Arizona Diamondbacks
- Outfielder
- Born: June 18, 2006 (age 20) Jonesboro, Arkansas, U.S.
- Bats: LeftThrows: Left
- Stats at Baseball Reference

= Slade Caldwell =

American baseball player (born 2006)

Slade Michael Caldwell (born June 18, 2006) is an American professional baseball outfielder in the Arizona Diamondbacks organization.

==Amateur career==
Caldwell was born and raised in Jonesboro, Arkansas and attended Valley View High School. He committed to play college baseball at Ole Miss during his freshman year of high school. During his sophomore year, he hit .511 with nine home runs and 48 RBI with 41 stolen bases. Caldwell was named the Arkansas Gatorade Player of the Year as a junior after batting .512 with five home runs, 31 RBI, and 40 stolen bases while also going 7–1 with a 2.31 ERA and 72 strikeouts as a pitcher. After the season, Caldwell was selected for the 2023 MLB-USA Baseball High School All-American Game at T-Mobile Park. As a senior in 2024, Caldwell hit .485 with 51 stolen bases, helping lead Valley View to a 5A State Championship. He ended his high school career as the state's leader in career steals with 170. He was named the state Gatorade Player of the Year for the second consecutive season.

==Professional career==
Caldwell was considered a top prospect for the 2024 Major League Baseball (MLB) draft, being ranked ninth by Perfect Game for the class of 2024. The Arizona Diamondbacks selected Caldwell was in the first round with the 29th overall selection of the 2024 MLB draft. He signed with the Diamondbacks on July 27 for $3.1 million.

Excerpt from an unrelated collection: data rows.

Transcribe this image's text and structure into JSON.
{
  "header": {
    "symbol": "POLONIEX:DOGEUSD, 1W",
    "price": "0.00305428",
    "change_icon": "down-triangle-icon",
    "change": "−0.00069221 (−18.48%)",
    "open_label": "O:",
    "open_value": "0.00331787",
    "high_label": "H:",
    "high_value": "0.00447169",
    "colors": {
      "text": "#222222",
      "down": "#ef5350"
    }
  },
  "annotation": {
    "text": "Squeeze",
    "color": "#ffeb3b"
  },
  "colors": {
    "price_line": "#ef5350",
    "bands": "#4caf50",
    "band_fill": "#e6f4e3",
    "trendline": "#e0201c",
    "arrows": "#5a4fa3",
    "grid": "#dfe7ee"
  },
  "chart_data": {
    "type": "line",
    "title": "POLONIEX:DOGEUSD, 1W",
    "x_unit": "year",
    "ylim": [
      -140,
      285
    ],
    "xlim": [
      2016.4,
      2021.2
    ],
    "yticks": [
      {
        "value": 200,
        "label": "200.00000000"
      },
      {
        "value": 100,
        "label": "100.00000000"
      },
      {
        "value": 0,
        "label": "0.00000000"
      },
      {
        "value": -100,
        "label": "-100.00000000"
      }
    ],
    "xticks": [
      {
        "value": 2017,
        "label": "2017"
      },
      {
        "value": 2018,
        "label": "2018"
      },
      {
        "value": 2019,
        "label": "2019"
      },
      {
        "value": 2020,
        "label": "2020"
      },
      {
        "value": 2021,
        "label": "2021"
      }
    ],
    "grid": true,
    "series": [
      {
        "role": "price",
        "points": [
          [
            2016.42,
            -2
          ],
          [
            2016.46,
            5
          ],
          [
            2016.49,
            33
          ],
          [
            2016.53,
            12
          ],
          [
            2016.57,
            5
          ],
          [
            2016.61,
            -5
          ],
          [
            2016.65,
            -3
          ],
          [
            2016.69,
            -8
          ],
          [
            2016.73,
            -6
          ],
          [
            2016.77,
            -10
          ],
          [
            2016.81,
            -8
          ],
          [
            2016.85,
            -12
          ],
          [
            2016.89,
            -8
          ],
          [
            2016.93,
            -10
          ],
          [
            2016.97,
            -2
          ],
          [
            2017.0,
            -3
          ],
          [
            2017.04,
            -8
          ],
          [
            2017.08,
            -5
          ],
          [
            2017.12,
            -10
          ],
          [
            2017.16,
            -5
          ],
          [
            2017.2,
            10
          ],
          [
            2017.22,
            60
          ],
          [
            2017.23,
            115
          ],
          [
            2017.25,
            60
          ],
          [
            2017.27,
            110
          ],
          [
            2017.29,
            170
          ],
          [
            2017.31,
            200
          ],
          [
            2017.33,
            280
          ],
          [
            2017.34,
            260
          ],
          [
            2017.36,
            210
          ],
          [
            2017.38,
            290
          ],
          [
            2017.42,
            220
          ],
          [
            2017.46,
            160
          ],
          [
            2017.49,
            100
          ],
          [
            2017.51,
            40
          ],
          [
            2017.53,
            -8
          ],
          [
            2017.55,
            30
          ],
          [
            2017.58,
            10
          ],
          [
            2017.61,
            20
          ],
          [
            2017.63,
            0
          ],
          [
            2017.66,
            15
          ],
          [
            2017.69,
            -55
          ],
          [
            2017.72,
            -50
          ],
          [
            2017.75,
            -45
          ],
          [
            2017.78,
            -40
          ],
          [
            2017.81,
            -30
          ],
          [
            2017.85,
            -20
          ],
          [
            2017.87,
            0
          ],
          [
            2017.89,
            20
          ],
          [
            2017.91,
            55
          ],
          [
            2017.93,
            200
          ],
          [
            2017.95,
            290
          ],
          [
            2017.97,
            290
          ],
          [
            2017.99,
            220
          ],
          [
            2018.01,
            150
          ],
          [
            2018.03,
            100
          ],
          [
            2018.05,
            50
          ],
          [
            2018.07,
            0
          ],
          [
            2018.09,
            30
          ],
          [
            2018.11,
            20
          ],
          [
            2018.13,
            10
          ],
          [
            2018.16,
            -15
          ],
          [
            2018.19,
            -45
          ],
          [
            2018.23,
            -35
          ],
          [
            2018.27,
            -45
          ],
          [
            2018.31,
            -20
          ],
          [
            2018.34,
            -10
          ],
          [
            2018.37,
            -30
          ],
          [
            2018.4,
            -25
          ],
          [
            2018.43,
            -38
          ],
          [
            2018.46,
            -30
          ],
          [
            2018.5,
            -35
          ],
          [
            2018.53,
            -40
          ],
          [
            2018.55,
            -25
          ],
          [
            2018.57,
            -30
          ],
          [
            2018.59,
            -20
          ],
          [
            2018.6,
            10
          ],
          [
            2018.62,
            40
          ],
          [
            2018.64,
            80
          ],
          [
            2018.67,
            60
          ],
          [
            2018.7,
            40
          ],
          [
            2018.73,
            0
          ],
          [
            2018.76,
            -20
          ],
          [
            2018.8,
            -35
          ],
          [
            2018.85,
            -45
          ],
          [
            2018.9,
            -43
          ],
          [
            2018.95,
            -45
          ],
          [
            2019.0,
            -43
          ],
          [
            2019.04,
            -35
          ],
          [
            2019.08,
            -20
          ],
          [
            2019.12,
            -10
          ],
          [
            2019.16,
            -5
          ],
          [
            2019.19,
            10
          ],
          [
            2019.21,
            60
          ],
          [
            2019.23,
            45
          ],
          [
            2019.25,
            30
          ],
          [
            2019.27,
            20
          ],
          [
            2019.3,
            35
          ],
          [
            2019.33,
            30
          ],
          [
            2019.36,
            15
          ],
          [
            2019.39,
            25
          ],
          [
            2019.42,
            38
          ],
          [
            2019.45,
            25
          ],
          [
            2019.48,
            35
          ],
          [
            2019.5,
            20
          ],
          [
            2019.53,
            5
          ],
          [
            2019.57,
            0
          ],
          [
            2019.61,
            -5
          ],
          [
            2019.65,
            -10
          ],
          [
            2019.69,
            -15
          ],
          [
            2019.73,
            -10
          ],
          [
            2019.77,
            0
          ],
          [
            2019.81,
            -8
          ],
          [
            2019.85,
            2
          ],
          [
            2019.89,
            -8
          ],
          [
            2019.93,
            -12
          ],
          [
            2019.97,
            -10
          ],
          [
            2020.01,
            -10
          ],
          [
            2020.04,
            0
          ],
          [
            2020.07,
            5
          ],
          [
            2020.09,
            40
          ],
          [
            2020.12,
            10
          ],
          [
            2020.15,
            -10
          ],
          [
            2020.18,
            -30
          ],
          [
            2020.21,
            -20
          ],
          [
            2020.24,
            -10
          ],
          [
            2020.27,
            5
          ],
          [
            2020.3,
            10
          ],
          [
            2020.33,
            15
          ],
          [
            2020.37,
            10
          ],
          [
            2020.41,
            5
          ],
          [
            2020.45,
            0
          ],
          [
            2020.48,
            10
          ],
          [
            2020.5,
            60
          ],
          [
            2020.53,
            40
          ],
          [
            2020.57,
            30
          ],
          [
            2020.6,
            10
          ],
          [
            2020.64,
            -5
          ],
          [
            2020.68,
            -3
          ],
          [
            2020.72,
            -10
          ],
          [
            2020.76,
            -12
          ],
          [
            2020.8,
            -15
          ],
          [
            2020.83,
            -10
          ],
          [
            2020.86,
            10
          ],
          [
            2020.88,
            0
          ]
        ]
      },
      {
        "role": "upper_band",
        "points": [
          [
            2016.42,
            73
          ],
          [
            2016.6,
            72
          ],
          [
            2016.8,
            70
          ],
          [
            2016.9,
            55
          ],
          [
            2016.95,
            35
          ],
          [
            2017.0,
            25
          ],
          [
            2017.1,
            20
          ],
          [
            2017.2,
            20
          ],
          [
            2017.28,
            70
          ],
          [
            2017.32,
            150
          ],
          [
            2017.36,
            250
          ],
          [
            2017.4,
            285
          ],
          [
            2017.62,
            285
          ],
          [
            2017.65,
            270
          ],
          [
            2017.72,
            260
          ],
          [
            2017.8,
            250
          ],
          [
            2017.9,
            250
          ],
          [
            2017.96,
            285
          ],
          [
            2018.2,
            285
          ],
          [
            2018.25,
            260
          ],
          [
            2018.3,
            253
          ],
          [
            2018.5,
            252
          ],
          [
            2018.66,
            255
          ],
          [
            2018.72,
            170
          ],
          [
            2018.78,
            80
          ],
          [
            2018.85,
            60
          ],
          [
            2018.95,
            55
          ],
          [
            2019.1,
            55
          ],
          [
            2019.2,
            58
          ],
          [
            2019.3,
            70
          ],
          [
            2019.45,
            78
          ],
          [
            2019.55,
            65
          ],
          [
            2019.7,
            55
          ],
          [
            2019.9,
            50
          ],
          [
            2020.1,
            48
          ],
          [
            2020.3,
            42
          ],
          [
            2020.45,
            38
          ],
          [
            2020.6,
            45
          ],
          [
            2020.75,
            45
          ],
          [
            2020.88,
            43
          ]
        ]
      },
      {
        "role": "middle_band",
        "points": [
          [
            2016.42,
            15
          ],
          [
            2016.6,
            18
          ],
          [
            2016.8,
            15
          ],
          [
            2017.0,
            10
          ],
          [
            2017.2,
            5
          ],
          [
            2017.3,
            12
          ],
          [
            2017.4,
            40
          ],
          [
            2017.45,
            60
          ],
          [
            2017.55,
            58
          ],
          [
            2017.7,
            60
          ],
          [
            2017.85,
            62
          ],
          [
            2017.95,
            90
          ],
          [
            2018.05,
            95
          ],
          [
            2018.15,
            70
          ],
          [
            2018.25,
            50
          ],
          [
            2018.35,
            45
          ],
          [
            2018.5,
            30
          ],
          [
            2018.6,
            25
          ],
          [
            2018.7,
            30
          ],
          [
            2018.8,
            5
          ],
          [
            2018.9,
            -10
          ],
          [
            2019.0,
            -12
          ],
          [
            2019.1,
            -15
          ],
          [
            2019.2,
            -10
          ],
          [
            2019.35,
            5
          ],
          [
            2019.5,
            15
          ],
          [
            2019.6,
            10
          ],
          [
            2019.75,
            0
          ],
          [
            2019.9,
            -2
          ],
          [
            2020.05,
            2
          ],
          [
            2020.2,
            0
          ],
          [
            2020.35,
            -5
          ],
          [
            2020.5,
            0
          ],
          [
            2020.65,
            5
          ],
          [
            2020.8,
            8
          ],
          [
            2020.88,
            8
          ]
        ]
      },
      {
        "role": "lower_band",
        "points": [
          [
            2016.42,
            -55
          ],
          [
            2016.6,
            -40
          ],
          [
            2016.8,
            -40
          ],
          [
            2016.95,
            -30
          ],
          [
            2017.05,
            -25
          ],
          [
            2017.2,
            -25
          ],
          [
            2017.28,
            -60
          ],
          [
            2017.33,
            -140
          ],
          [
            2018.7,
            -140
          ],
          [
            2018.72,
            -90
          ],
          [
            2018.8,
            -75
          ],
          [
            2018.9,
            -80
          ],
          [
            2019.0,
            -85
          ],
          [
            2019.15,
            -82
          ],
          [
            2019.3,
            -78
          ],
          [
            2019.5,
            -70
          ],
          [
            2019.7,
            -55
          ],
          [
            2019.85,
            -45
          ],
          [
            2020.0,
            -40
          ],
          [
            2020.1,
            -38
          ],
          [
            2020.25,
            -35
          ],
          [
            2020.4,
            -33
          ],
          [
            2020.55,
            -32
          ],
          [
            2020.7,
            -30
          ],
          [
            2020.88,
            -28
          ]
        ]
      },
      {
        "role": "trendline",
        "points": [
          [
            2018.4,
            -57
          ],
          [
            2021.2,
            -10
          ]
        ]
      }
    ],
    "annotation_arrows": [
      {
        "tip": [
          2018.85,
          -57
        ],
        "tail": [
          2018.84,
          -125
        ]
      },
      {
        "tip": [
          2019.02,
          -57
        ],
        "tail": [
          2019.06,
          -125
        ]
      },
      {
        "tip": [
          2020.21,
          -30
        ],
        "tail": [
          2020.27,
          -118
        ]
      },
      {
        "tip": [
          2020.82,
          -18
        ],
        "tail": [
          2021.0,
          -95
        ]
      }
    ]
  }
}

Caldwell made his professional debut in 2025 with the Visalia Rawhide. In June, he was promoted to the Hillsboro Hops. He was selected to represent the Diamondbacks alongside LuJames Groover at the 2025 All-Star Futures Game at Truist Park. Over 114 games between the two teams, Caldwell hit .260 with three home runs, 38 RBI, 29 doubles, and 25 stolen bases. Caldwell returned to Hillsboro for the 2026 season. He appeared in 104 games and batted .216 with six home runs, 36 RBI, and 26 stolen bases.